The old model of relying on cheap and carbon intensive steel imports no longer stacks up

Along with measures to boost competitiveness and use British-made steel for new infrastructure, this approach has the potential to transform an industry which is strategically critical not just for our economy but for our security – and give the workers at Liberty and elsewhere the certainty they deserve. But it needs the government to ditch its rigidly Thatcherite ideology, and act now. Once a company like Liberty Steel goes into administration, much of the damage will be irreparable.

Steel has underpinned and shaped the communities that I represent for centuries. Here in South Yorkshire, we are proud of the role that we played in powering our economy in the past. We stand ready to power a greener, fairer economy for the future. We’re going to need steel more than ever as we revitalise our infrastructure and build a low-carbon economy. From buildings to wind turbines, steel is irreplaceable: we have to find a way to make it clean.

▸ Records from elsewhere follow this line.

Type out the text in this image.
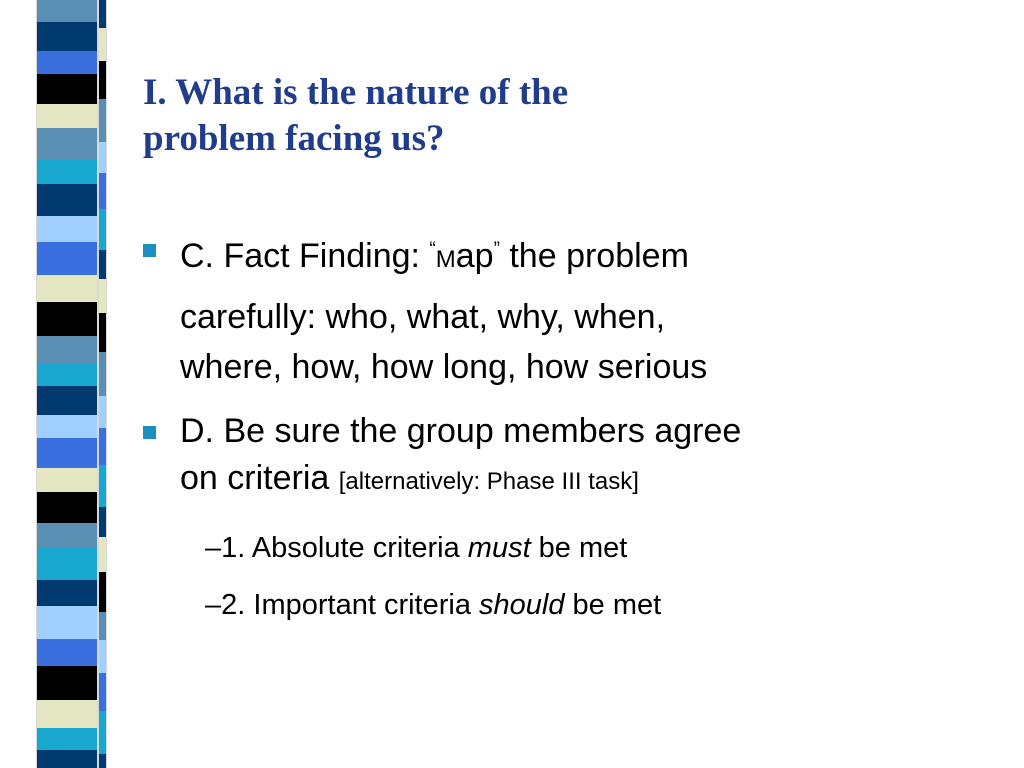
I. What is the nature of the
problem facing us?
C. Fact Finding: “Map” the problem
carefully: who, what, why, when,
where, how, how long, how serious
D. Be sure the group members agree
on criteria [alternatively: Phase III task]
–1. Absolute criteria must be met
–2. Important criteria should be met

South Yorkshire is already leading the way in this transition. We are home to many of the UK’s electric arc furnaces, the low carbon technology that will need to be harnessed in the decades to come if we are to achieve net zero steelmaking. Alongside this, we need to rapidly scale up the development of renewable energy, low carbon fuel sources like hydrogen, and carbon capture and storage infrastructure to decarbonise not just steel but all our heavy industry.

There really is no need for any more debate. If we care about communities like mine, if we are serious about security, and if we’re ambitious about building better, greener industries for generations to come, then we must make that commitment now. The old model of relying on cheap and carbon intensive steel imports no longer stacks up if we are to have the ambition this country needs.

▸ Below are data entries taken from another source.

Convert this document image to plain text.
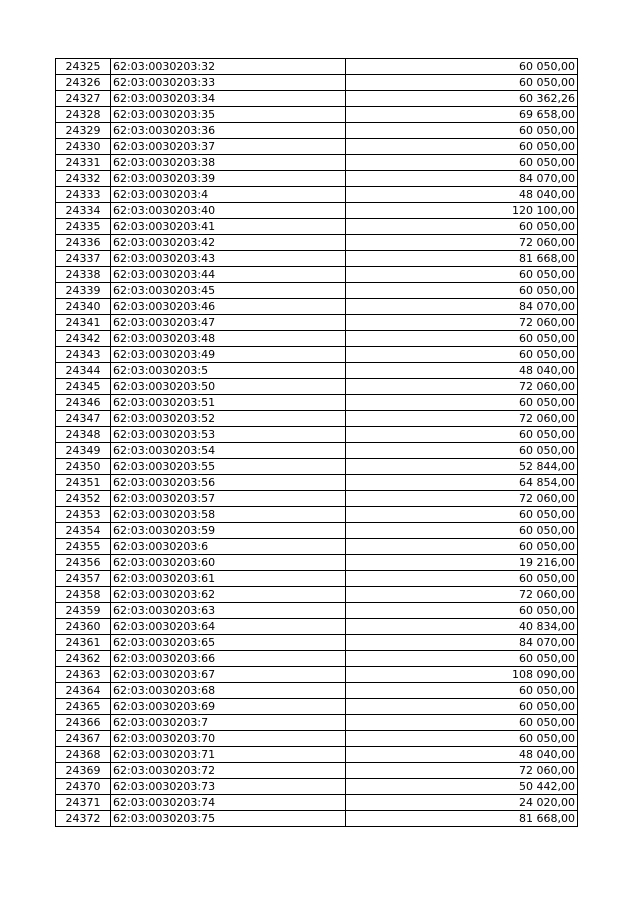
24325	62:03:0030203:32	60 050,00
24326	62:03:0030203:33	60 050,00
24327	62:03:0030203:34	60 362,26
24328	62:03:0030203:35	69 658,00
24329	62:03:0030203:36	60 050,00
24330	62:03:0030203:37	60 050,00
24331	62:03:0030203:38	60 050,00
24332	62:03:0030203:39	84 070,00
24333	62:03:0030203:4	48 040,00
24334	62:03:0030203:40	120 100,00
24335	62:03:0030203:41	60 050,00
24336	62:03:0030203:42	72 060,00
24337	62:03:0030203:43	81 668,00
24338	62:03:0030203:44	60 050,00
24339	62:03:0030203:45	60 050,00
24340	62:03:0030203:46	84 070,00
24341	62:03:0030203:47	72 060,00
24342	62:03:0030203:48	60 050,00
24343	62:03:0030203:49	60 050,00
24344	62:03:0030203:5	48 040,00
24345	62:03:0030203:50	72 060,00
24346	62:03:0030203:51	60 050,00
24347	62:03:0030203:52	72 060,00
24348	62:03:0030203:53	60 050,00
24349	62:03:0030203:54	60 050,00
24350	62:03:0030203:55	52 844,00
24351	62:03:0030203:56	64 854,00
24352	62:03:0030203:57	72 060,00
24353	62:03:0030203:58	60 050,00
24354	62:03:0030203:59	60 050,00
24355	62:03:0030203:6	60 050,00
24356	62:03:0030203:60	19 216,00
24357	62:03:0030203:61	60 050,00
24358	62:03:0030203:62	72 060,00
24359	62:03:0030203:63	60 050,00
24360	62:03:0030203:64	40 834,00
24361	62:03:0030203:65	84 070,00
24362	62:03:0030203:66	60 050,00
24363	62:03:0030203:67	108 090,00
24364	62:03:0030203:68	60 050,00
24365	62:03:0030203:69	60 050,00
24366	62:03:0030203:7	60 050,00
24367	62:03:0030203:70	60 050,00
24368	62:03:0030203:71	48 040,00
24369	62:03:0030203:72	72 060,00
24370	62:03:0030203:73	50 442,00
24371	62:03:0030203:74	24 020,00
24372	62:03:0030203:75	81 668,00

The crisis at Liberty should be a turning point. We should use this moment to invest in British steel and recast it as a world leading industry of the future. My region stands ready to play its part, and can provide the expertise and energy needed to deliver this transition.

That action on steel should only be part of a wider ambition. It is possible to build a better, fairer country than the one that went into the Covid-19 pandemic. Among other things, it requires significant, sustained investment in building a structurally better economy: higher value, higher tech, and more sustainable. But that needs us to forget the ideologically-driven apathy of the past, and recognise that as a society we have to act. With rigor, with purpose, with innovation, we need to take control of our fate. 


Dan Jarvis is the Labour MP for Barnsley Central and Mayor of the Sheffield City Region.